I use a small kisser (actually a speed button) that when at my anchor sits right in the corner of my mouth. This keeps me solid in my anchor. Make are your peep height is dead nuts. A not so perfect peep alignment can cause you to drift in the peep.


----------



## Huntmaster (Jan 30, 2003)

There are two anchors I usually suggest. There is a notch in the bottom of your jaw right about anchor. You can put a nuckle in that. The other is the hollow at the bottom of your ear. Try one of those and see if you can hit it consistantly.


----------



## threetoe (May 13, 2011)

YEP..Reo is my hero!!


----------



## mike 66 (Jan 21, 2010)

sounds to me like you answered your own question. IT MUST BE THE SAME WAY EVERY TIME......it dont have to be by the books .. but it must be the exact same way or you will miss. my advice is to only shoot perfect arrows, if its not perfect dont shoot it, let down


----------



## threetoe (May 13, 2011)

I'm going to try a Kisser Button.
Thanks all.


----------



## aread (Dec 25, 2009)

A few possibilities:
- draw length is off a little - it doesn't take much, just a couple of twists one way or the other.
- peep height is off - I'm coming to believe that peep height is almost as important as DL for consistent accuracy
- trying to hold the release hand at a specific angle rather than letting it naturally conform to your face.
- short ATA bow - I've given up on my 30 inch hunting bow except for dense woods.
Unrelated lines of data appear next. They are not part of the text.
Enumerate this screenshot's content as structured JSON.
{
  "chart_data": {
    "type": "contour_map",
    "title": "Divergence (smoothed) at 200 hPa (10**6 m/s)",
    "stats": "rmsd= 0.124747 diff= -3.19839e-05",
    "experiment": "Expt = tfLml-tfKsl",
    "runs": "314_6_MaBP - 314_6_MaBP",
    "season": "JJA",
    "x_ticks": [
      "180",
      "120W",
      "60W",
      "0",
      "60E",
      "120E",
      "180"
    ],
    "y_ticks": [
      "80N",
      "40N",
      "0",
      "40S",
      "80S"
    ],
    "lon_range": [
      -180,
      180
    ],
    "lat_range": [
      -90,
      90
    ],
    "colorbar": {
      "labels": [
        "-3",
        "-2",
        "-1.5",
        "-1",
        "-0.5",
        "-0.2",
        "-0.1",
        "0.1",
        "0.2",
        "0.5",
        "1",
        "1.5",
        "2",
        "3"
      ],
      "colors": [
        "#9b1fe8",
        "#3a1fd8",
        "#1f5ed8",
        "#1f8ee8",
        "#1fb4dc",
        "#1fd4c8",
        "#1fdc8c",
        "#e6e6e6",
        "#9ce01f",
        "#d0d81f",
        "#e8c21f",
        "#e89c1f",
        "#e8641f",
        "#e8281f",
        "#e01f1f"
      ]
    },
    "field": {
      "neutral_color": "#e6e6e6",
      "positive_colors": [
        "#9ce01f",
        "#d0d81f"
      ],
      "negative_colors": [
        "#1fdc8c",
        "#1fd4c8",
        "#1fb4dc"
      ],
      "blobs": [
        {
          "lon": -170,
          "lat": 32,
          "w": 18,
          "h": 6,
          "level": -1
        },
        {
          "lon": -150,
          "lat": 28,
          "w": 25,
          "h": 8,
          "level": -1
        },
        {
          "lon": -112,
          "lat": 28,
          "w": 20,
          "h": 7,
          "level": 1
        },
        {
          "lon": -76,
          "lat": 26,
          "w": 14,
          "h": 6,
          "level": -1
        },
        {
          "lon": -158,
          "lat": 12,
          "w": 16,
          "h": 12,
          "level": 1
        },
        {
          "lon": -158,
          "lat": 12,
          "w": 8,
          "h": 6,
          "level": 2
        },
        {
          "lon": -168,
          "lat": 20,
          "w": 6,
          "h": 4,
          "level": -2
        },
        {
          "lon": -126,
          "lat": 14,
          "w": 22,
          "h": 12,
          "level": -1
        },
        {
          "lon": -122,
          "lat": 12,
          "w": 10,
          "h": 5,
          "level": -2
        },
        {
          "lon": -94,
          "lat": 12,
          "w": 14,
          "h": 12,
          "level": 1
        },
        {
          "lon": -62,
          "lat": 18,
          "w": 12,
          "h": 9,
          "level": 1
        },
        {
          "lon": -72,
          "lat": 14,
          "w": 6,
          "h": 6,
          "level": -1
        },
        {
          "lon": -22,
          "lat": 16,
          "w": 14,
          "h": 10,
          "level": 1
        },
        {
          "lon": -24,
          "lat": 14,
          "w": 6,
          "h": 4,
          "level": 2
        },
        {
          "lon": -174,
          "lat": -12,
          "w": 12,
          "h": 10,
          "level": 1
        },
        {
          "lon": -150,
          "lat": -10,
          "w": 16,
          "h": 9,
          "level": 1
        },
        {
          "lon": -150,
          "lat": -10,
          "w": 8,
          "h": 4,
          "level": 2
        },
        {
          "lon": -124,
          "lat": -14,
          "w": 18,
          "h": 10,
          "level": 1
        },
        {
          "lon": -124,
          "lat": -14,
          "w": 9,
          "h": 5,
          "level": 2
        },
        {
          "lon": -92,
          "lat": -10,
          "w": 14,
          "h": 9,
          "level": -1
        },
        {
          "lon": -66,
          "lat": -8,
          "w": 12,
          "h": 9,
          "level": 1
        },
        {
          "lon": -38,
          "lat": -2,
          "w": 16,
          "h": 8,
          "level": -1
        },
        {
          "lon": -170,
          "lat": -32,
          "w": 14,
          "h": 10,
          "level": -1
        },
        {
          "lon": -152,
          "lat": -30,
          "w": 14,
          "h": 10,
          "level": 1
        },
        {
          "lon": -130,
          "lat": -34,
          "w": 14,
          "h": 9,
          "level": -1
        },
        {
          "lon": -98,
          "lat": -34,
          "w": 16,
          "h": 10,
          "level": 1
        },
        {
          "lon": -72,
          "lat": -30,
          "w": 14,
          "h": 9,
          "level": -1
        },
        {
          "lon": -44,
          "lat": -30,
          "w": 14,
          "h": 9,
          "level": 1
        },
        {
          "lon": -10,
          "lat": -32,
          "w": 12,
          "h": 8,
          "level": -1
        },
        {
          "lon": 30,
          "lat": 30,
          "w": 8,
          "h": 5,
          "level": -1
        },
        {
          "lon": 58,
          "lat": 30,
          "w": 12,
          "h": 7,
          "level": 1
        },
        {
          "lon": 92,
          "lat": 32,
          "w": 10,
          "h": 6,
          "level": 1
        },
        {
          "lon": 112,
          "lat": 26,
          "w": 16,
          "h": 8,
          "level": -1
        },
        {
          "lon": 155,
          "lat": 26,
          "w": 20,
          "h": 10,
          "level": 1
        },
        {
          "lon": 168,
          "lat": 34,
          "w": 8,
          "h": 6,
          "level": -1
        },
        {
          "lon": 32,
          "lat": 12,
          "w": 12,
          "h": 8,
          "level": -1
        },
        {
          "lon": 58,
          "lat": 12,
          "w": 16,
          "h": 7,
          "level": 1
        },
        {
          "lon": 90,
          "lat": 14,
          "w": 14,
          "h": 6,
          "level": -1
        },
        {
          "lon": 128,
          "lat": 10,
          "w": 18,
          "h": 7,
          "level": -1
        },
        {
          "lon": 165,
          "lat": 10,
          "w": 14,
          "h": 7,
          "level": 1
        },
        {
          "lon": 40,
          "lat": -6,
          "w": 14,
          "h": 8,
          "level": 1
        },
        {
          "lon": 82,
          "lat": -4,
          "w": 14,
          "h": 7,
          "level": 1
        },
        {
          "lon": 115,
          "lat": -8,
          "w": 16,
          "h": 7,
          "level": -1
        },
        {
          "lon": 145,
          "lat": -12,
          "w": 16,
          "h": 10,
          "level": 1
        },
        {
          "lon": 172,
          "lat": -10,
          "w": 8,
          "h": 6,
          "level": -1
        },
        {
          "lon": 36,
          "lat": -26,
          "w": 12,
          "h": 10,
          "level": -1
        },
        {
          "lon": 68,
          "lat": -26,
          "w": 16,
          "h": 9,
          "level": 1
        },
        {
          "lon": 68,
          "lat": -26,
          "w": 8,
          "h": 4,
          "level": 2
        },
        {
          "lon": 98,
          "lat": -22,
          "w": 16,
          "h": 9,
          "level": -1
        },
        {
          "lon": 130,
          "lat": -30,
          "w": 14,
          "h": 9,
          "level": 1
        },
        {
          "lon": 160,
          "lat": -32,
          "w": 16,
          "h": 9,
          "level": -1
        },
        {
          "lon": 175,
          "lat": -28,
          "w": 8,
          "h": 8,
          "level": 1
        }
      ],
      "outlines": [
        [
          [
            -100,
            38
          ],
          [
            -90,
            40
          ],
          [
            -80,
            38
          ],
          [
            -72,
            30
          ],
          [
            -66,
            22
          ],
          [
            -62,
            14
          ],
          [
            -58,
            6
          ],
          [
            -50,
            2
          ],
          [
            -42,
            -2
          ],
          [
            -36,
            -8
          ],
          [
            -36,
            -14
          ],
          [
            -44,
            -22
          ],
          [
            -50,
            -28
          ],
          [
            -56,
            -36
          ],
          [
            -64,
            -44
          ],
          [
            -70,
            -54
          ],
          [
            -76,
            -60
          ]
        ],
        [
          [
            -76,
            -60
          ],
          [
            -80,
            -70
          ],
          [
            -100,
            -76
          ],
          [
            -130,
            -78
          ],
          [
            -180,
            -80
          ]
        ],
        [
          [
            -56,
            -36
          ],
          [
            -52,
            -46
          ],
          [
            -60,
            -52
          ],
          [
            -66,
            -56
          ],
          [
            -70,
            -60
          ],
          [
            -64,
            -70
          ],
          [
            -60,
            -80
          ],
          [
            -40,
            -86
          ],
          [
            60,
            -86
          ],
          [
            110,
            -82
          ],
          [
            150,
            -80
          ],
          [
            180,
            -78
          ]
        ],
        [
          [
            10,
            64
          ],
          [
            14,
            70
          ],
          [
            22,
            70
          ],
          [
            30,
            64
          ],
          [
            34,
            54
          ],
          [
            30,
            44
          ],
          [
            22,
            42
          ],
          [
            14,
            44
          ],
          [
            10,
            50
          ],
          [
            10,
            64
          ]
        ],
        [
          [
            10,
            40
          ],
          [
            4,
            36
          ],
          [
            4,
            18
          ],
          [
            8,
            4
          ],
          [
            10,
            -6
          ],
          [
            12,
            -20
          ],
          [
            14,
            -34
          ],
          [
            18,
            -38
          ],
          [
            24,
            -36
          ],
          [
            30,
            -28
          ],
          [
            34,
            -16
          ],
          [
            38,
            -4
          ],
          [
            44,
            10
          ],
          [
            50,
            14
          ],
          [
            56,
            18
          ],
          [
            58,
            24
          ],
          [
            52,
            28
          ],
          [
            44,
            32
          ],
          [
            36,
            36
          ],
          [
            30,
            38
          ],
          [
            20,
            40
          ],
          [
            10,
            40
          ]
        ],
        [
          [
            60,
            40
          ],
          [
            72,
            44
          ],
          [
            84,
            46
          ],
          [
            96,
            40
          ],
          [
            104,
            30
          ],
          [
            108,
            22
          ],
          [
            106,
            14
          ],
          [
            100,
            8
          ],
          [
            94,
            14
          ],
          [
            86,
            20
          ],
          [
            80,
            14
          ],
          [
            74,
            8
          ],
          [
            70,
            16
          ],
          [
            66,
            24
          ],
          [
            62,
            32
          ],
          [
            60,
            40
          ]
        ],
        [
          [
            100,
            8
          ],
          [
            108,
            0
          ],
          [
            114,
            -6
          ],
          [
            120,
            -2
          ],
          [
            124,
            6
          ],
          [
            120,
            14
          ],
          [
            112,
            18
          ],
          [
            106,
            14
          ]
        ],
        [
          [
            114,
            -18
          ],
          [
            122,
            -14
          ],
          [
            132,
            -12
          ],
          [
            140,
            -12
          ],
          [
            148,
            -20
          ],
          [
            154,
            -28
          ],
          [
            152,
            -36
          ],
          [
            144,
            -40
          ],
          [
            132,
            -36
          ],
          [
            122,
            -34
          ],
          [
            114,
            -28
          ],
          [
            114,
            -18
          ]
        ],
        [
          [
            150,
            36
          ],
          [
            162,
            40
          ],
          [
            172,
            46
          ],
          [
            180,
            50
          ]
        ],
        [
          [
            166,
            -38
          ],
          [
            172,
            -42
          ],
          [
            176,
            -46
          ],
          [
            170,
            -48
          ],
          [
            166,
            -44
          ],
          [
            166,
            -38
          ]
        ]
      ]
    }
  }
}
I can't get a repeatable anchor with it.
- alignment too far outside the line - the draw side elbow is not directly behind and aligned with the arrow.

Probably a few others that I can't think of now.

Allen


----------



## TheAncientOne (Feb 14, 2007)

I find that the best anchor for me is when the first knuckle of my index finger is directly below my ear canal. Squeeze your back muscles so that you are at the "wall", this will give you the proper elbow rotation. Adjust your draw length until its right. Pulling against the stop gives you repeatability. If you are using a trigger release, slowly squeeze the trigger until it releases. Don't punch it, you want to be surprised when it goes. If you've done it properly, your draw hand will pull back on its own and end up behind your head slightly.











TAO


----------



## ZEF (Oct 6, 2012)

Your anchor comes from being at a proper full draw position


----------